In recent years the concern with providing the patient a safe health care has been frequent, and the correlation between the direct care provided to patients and the occurrence of care-related incidents has been minimized as the appreciation for safety in individual and group values ​​has increased 29.

Thus, the characteristics of all organizational levels are taken into consideration, from the managerial to the professionals who work with the direct care to the patients, stimulating the recognition of risk circumstances throughout the organizational process29-31.

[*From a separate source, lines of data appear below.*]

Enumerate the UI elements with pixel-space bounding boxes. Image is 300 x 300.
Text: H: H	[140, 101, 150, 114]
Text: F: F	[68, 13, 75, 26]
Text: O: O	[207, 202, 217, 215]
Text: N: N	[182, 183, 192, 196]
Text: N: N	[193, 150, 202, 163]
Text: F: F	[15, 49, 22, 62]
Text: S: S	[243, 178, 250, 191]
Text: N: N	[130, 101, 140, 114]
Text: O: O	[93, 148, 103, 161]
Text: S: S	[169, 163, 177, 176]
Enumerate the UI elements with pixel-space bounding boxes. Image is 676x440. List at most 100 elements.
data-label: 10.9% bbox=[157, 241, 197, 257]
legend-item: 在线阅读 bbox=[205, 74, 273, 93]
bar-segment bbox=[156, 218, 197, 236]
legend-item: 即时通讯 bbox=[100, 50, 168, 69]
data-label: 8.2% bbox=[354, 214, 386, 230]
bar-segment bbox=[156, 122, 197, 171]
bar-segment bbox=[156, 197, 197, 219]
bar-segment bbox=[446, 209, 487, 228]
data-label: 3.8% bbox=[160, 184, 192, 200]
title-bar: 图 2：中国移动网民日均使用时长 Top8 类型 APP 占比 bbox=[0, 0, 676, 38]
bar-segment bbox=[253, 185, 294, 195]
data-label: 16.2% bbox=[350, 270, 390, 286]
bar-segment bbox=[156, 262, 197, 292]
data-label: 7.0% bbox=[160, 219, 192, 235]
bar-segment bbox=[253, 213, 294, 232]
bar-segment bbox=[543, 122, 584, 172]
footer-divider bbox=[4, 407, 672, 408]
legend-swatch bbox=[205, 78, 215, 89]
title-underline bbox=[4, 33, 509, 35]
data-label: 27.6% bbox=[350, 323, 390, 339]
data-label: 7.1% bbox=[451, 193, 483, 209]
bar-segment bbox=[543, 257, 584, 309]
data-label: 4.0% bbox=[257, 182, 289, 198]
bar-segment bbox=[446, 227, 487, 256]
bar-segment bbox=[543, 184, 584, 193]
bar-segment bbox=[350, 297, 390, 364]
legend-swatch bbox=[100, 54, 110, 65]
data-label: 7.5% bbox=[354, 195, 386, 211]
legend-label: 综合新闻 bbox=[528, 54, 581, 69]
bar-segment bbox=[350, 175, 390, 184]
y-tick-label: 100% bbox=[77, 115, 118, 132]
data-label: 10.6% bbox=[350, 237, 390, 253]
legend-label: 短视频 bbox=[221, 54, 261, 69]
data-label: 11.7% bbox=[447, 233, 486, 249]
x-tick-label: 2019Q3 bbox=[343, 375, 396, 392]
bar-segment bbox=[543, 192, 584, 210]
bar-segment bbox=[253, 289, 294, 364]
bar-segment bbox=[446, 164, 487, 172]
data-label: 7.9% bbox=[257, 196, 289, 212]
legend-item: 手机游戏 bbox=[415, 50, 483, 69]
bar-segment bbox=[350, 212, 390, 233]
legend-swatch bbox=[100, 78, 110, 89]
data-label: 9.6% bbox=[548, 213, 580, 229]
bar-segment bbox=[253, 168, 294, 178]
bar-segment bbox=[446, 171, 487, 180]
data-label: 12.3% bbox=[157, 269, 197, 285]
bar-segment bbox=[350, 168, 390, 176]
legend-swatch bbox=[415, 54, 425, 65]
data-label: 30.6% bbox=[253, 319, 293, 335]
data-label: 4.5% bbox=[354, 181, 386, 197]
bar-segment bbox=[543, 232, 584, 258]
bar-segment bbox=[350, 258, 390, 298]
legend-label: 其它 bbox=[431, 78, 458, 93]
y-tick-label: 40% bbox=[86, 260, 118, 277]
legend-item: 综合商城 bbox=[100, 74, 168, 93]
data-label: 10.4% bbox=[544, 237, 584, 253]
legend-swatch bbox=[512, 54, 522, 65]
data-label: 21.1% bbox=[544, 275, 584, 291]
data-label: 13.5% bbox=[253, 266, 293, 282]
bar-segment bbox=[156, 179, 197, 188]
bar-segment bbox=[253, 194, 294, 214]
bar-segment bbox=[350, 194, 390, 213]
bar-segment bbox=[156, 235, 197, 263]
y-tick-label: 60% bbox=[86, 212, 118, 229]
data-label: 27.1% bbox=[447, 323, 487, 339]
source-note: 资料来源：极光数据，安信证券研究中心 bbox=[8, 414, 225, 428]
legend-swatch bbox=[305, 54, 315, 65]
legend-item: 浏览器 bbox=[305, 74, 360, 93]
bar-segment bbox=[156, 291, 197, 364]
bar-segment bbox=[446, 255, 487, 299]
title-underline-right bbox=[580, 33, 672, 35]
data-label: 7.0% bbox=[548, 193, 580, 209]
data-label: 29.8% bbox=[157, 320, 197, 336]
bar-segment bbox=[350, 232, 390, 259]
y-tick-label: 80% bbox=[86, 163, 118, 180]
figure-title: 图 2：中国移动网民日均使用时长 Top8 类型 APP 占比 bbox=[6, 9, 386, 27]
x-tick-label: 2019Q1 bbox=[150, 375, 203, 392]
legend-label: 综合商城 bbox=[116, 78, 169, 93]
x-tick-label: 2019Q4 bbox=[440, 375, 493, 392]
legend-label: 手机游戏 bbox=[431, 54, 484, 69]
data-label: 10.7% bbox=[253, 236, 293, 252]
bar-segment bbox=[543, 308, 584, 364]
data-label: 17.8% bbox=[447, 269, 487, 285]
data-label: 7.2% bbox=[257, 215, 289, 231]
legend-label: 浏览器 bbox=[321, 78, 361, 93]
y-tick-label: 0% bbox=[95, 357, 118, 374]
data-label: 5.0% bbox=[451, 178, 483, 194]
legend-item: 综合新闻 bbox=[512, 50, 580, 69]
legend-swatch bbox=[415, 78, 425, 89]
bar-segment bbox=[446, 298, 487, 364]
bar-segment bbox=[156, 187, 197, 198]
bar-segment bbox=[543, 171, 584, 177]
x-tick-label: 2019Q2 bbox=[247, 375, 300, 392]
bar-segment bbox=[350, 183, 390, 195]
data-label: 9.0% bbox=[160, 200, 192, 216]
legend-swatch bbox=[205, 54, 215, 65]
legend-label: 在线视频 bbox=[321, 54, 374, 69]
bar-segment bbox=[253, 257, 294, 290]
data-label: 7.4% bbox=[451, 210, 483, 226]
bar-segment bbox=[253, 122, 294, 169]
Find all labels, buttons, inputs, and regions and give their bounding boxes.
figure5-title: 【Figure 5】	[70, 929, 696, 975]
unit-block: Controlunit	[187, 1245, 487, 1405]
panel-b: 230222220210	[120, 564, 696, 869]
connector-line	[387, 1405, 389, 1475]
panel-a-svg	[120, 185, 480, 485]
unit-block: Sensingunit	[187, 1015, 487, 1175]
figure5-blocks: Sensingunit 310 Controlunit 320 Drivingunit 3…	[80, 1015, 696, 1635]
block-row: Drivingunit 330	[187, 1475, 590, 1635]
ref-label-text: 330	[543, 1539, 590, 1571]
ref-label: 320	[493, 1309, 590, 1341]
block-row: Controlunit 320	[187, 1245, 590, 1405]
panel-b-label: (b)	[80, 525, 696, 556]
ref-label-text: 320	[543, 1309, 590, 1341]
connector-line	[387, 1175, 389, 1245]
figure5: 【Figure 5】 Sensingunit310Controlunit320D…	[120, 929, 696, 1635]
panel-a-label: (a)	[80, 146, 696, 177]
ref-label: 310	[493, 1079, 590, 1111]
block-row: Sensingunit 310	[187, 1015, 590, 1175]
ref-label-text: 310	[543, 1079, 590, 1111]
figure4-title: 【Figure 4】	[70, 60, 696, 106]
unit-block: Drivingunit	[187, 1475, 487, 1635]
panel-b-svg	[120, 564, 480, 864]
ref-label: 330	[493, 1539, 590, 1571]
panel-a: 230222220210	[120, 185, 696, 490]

Finally, the high UTI rate found, as well as the delineation of the profile of the patients affected in the first month, leads to the reflection about the consequences of patient safety flaws related to infection control at various organizational levels, which may incur in increased expenses for patients, as well as length of hospitalization and even death. This would reduce the patients' confidence in the system and in the health professionals24.



As conclusion of the study, it was possible to identify the high prevalence of UTI within one month after renal transplantation in a university hospital in Rio de Janeiro, as well as recognize and discuss the main factors of greater influence for this occurrence, thus achieving the proposed objectives.

The factors that demonstrated the most significant association with the occurrence of UTI were gender, type of donor, use of immunosuppressive induction and length of hospital stay. All factors have been described in the scientific literature.

However, considering that most of the patients are male and that there is still a significant incidence of cases of UTI among female patients, it is necessary to reflect on the common causes of infection in non-transplanted persons, such as the issue of hygiene and related self-care.

Another factor of great relevance was the length of hospital stay, a fact that correlates directly with infectious complications. This association has been widely discussed and already established as one patient safety goals.

The research presented as a limitation the impossibility of gathering information from all patients during the intended period, which prevented the inclusion of more than 30 medical charts.

Finally, it is important to emphasize that the UTIs in this unit represent a major challenge not only for nurses, but also for the other areas related to the care of patients undergoing kidney transplantation. It is necessary to invest in continuing education, and to improve communication within the multidisciplinary team so as to optimize the quality of care offered.